Quando você retornar para a questão a ser reanalisada, não vai perder tempo com os itens anteriormente descartados. Vai se concentrar somente nas alternativas cuja a dúvida quanto a correção existe.

Vejam que o processo cognitivo e de avaliação prévio já foi feito. Vocês já declinaram um certeza PARCIAL sobre o enunciado. A reanalise é para finalizar o processo de escolha

Eis então a finalidade do procedimento: ajuda a raciocinar, indica o que já foi feito, o que tem de ser resolvido, poupa um bem precioso, o tempo, e evita confusões e potenciais erros.

Desenvolver um padrão de marcação funciona, na prática, como um mapa para o candidato: ele sabe o que já viu, o que já fez e o que falta fazer, de forma simples, fácil e objetiva.

E fazer isso, questão após questão é algo simples, rápido e não consome o preciso tempo.

Em suma: compensa, e muito, fazer!

3 — Natureza das questões

Existem duas modalidades de elaboração de questões. A primeira é a conceitual ou conteudista, e a segunda é a operatória ou problematizadora.

A modalidade conceitual (conteudista) envolve a compreensão de um conceito e sua identificação dentro da questão, atendendo-se ao enunciado. O candidato precisa conhecer o conteúdo e identificar a assertiva correta em função do enunciado.

A utilização da memória e a percepção do certo e do errado são as chaves para a solução.
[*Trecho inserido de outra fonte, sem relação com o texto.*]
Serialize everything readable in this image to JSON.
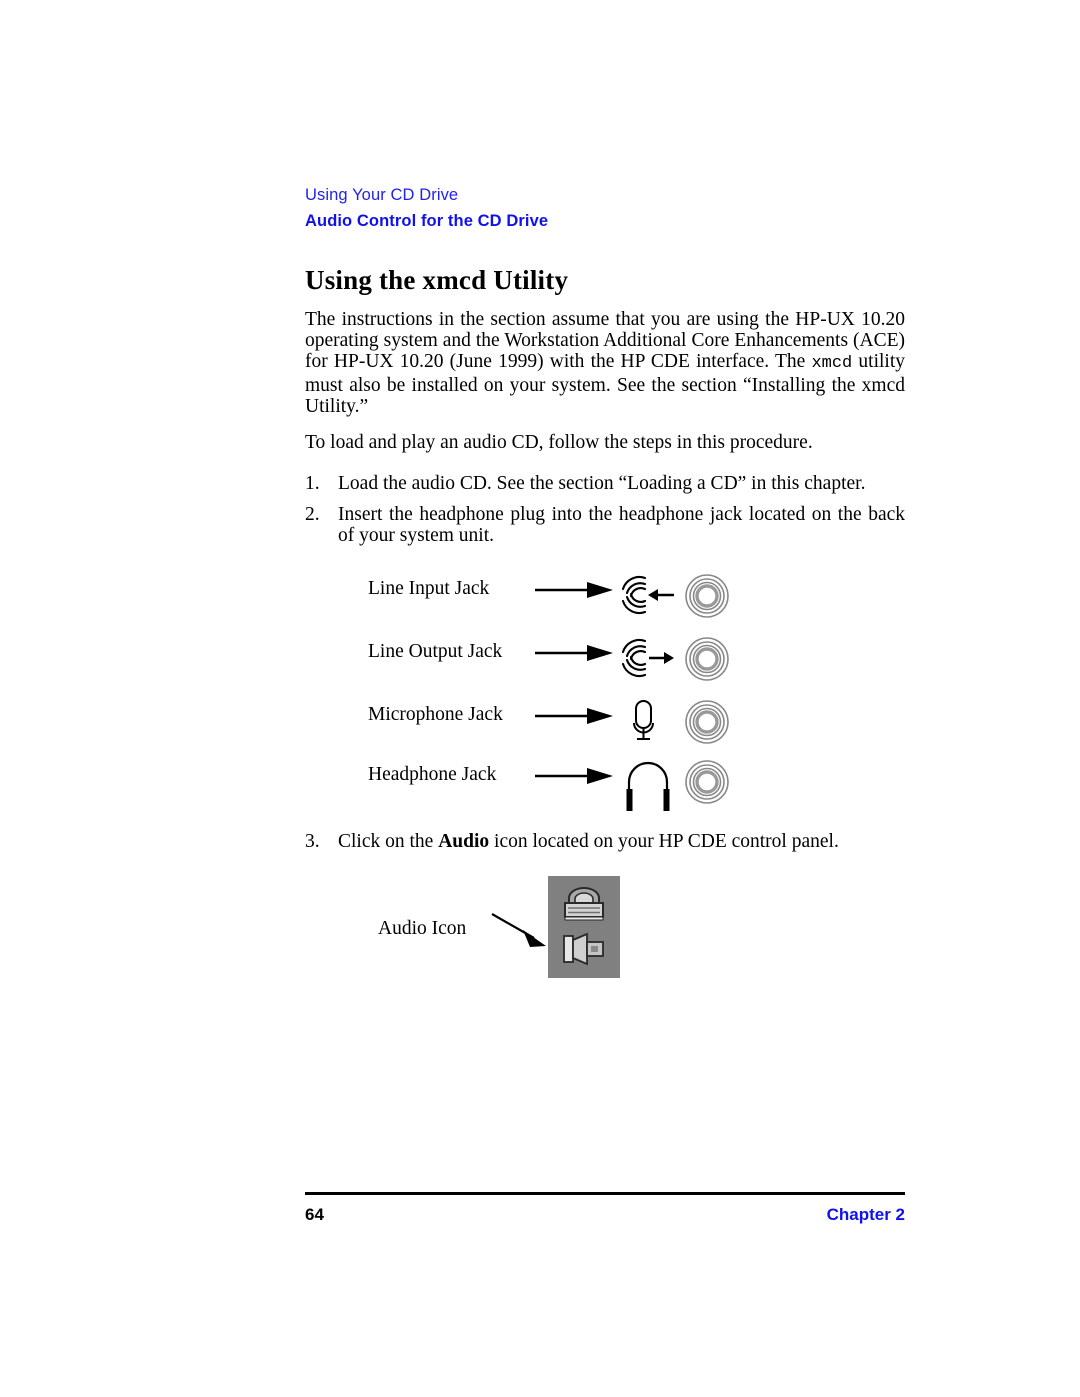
{
  "header": {
    "section": "Using Your CD Drive",
    "subsection": "Audio Control for the CD Drive",
    "color": "#1111ee"
  },
  "title": "Using the xmcd Utility",
  "intro_paragraph": {
    "part1": "The instructions in the section assume that you are using the HP-UX 10.20 operating system and the Workstation Additional Core Enhancements (ACE) for HP-UX 10.20 (June 1999) with the HP CDE interface. The ",
    "mono1": "xmcd",
    "part2": " utility must also be installed on your system. See the section “Installing the xmcd Utility.”"
  },
  "lead_in": "To load and play an audio CD, follow the steps in this procedure.",
  "steps": [
    {
      "number": "1.",
      "text": "Load the audio CD. See the section “Loading a CD” in this chapter."
    },
    {
      "number": "2.",
      "text": "Insert the headphone plug into the headphone jack located on the back of your system unit."
    },
    {
      "number": "3.",
      "pre": "Click on the ",
      "bold": "Audio",
      "post": " icon located on your HP CDE control panel."
    }
  ],
  "jack_figure": {
    "rows": [
      {
        "label": "Line Input Jack",
        "glyph": "line-input-waves-icon",
        "port": "audio-jack-port-icon"
      },
      {
        "label": "Line Output Jack",
        "glyph": "line-output-waves-icon",
        "port": "audio-jack-port-icon"
      },
      {
        "label": "Microphone Jack",
        "glyph": "microphone-icon",
        "port": "audio-jack-port-icon"
      },
      {
        "label": "Headphone Jack",
        "glyph": "headphone-icon",
        "port": "audio-jack-port-icon"
      }
    ]
  },
  "audio_figure": {
    "label": "Audio Icon",
    "panel_color": "#808080",
    "icons": [
      "cd-player-icon",
      "speaker-icon"
    ]
  },
  "footer": {
    "page_number": "64",
    "chapter": "Chapter 2",
    "chapter_color": "#1111ee"
  }
}
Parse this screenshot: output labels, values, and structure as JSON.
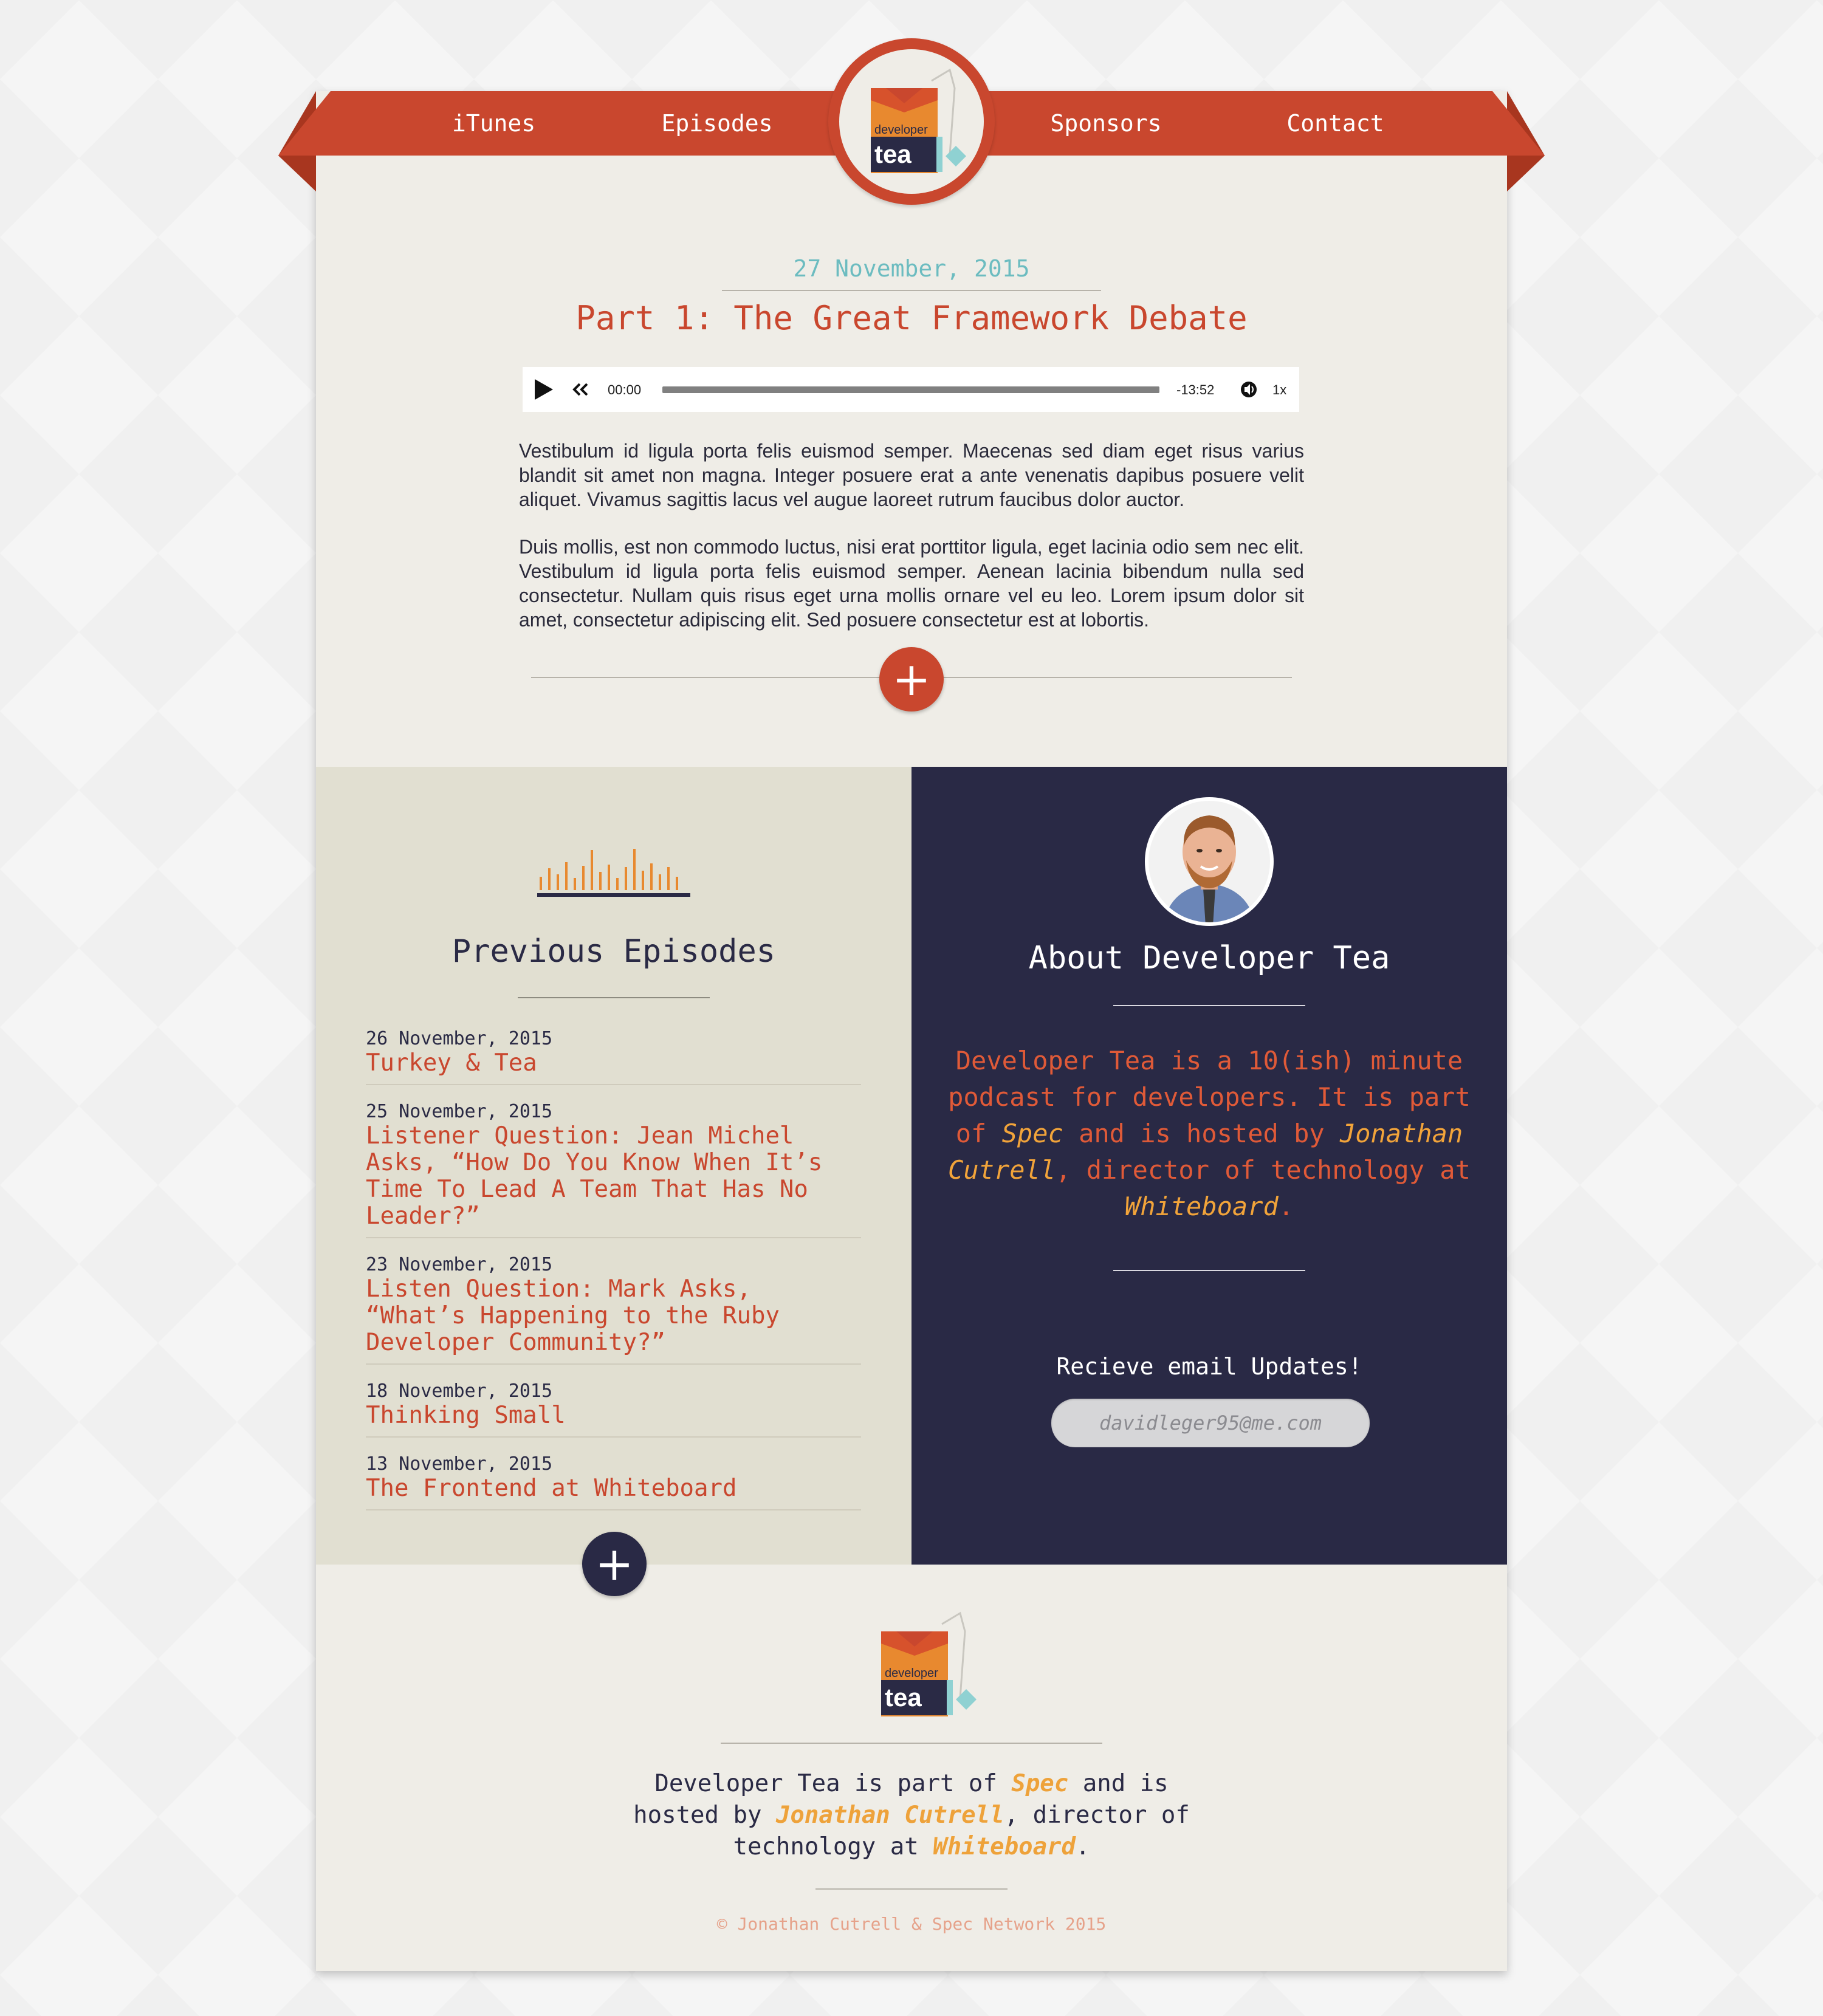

Na modalidade problematizadora (operatória) o candidato precisa não só conhecer o conceito como também estabelecer um raciocínio para identificar qual a solução mais adequada para o problema. Neste caso, será necessário o uso do raciocínio para estabelecer a adequação entre o conceito, o problema hipotético e a solução adequada. Ou seja, é preciso raciocinar.

E como é no Exame de Ordem sob a égide da FGV e quais as implicações na hora de se resolver a prova?

Vamos primeiro identificar questões de natureza conceitual cobradas nas duas últimas provas objetivas da FGV. Todas elas não exigem raciocínio do candidato, somente a compreensão do tema e o estabelecimento de uma correlação entre a lei e a resposta adequada.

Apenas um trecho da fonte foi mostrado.